O porto da Figueira da Foz bateu mais um recorde de movimentação de mercadorias, dois mil e duzentos milhões de toneladas no ano 2022, apesar dos constrangimentos que todos conhecemos, nomeadamente o assoreamento da barra, o que implica que nem sempre atinja o mínimo de 6 metros. Este estrangulamento leva a que muitas operações que poderiam ser realizadas no nosso porto sejam desviadas para outros.
Também a atividade piscatória seria protegida e beneficiada com o desassoreamento permanente, nas questões da segurança, que é o bem maior para os nossos pescadores, podendo assim exercer a sua atividade em permanência na Figueira da Foz.
A operação diária de uma draga é fator fundamental para a competitividade do nosso porto, principalmente até à conclusão das empreitadas previstas, shot de grandes dimensões, três milhões de m3, a introdução de equipamento de dragagem fixa, bypass e o aprofundamento do calado até aos 8 metros.

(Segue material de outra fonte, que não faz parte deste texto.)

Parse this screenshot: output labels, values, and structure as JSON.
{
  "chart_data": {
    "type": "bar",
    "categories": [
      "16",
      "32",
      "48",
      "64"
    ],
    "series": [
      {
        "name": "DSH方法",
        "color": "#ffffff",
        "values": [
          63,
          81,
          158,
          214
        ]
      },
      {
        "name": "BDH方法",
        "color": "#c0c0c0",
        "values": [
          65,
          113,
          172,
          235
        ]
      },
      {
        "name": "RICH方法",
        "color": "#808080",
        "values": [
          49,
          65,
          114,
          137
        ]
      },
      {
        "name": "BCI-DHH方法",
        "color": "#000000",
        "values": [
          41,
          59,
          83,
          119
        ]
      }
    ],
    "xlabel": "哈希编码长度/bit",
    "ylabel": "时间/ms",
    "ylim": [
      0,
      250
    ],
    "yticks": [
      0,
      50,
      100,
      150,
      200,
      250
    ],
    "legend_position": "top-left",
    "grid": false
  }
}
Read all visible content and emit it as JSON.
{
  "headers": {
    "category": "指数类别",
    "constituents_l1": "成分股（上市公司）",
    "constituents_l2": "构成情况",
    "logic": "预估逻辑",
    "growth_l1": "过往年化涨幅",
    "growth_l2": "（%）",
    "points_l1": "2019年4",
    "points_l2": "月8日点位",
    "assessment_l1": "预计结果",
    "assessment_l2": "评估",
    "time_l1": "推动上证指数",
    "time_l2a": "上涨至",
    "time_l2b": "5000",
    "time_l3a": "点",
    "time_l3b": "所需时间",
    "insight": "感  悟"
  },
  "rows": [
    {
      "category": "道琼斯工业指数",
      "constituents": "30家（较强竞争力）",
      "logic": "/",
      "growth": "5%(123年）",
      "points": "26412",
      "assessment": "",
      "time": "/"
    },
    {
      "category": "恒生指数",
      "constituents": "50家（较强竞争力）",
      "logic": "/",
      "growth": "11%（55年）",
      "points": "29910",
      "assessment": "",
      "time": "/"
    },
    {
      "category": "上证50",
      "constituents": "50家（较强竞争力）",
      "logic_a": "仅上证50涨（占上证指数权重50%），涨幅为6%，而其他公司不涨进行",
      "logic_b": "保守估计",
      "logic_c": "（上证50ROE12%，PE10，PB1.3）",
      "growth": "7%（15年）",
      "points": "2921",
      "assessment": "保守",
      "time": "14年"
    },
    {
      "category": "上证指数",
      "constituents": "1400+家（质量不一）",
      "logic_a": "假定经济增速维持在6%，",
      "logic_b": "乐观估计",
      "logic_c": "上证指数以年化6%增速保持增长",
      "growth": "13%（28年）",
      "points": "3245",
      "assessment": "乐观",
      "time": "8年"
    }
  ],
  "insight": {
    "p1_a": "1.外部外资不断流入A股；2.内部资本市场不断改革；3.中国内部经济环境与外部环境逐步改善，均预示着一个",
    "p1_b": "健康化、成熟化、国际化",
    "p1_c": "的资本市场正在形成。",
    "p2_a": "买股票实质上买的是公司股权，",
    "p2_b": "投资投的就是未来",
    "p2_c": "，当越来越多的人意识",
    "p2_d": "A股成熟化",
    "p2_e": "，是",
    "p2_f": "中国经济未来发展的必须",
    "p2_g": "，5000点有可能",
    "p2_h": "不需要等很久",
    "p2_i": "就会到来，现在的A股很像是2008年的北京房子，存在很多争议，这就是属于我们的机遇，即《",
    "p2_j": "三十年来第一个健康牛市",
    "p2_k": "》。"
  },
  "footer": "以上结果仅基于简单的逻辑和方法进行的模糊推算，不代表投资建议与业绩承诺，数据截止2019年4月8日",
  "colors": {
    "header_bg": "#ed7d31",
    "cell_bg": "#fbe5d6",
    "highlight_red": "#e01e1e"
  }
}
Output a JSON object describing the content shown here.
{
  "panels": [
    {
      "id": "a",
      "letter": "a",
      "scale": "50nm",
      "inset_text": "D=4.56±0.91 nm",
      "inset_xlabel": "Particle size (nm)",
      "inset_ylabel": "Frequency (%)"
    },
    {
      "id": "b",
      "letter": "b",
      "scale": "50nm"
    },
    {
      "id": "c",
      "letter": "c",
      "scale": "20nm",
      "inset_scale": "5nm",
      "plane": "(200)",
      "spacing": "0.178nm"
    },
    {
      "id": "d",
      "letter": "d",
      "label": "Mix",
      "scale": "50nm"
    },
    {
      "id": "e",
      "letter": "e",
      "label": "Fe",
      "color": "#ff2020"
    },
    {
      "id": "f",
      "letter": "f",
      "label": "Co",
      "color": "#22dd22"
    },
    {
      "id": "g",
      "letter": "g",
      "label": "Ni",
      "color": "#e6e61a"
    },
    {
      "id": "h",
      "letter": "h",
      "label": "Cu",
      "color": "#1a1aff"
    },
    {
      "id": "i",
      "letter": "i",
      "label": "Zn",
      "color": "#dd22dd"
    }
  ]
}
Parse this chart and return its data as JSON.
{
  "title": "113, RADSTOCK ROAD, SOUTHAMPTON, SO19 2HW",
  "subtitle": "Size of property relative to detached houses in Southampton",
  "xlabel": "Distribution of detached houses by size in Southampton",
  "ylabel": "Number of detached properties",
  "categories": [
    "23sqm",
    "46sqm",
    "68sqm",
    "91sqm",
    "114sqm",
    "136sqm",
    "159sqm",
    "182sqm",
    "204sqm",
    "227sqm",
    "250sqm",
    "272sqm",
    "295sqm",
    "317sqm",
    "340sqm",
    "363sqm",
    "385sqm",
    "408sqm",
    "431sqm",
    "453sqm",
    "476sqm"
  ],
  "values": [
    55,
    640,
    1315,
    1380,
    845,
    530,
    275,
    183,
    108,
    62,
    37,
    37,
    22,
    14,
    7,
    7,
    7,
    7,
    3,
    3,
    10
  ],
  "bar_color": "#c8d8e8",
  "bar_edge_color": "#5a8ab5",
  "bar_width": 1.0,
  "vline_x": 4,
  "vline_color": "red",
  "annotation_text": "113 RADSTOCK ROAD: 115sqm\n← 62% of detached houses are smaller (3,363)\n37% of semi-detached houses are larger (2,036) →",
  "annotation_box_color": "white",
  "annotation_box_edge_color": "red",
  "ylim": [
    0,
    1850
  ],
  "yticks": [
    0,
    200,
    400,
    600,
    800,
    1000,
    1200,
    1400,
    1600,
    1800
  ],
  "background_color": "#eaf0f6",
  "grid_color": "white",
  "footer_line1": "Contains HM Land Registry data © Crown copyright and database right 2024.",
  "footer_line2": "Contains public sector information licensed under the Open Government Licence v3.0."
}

Este último permitirá a navegabilidade de embarcações de carga e de turismo até 150 metros.
Este executivo tem vindo a promover a realização de reuniões, sessões de esclarecimento e a pressionar constantemente os responsáveis da Administração Central, constatando que, sobre esta temática, todos estamos a navegar no mesmo sentido, especialmente a Administração do Porto da Figueira da Foz.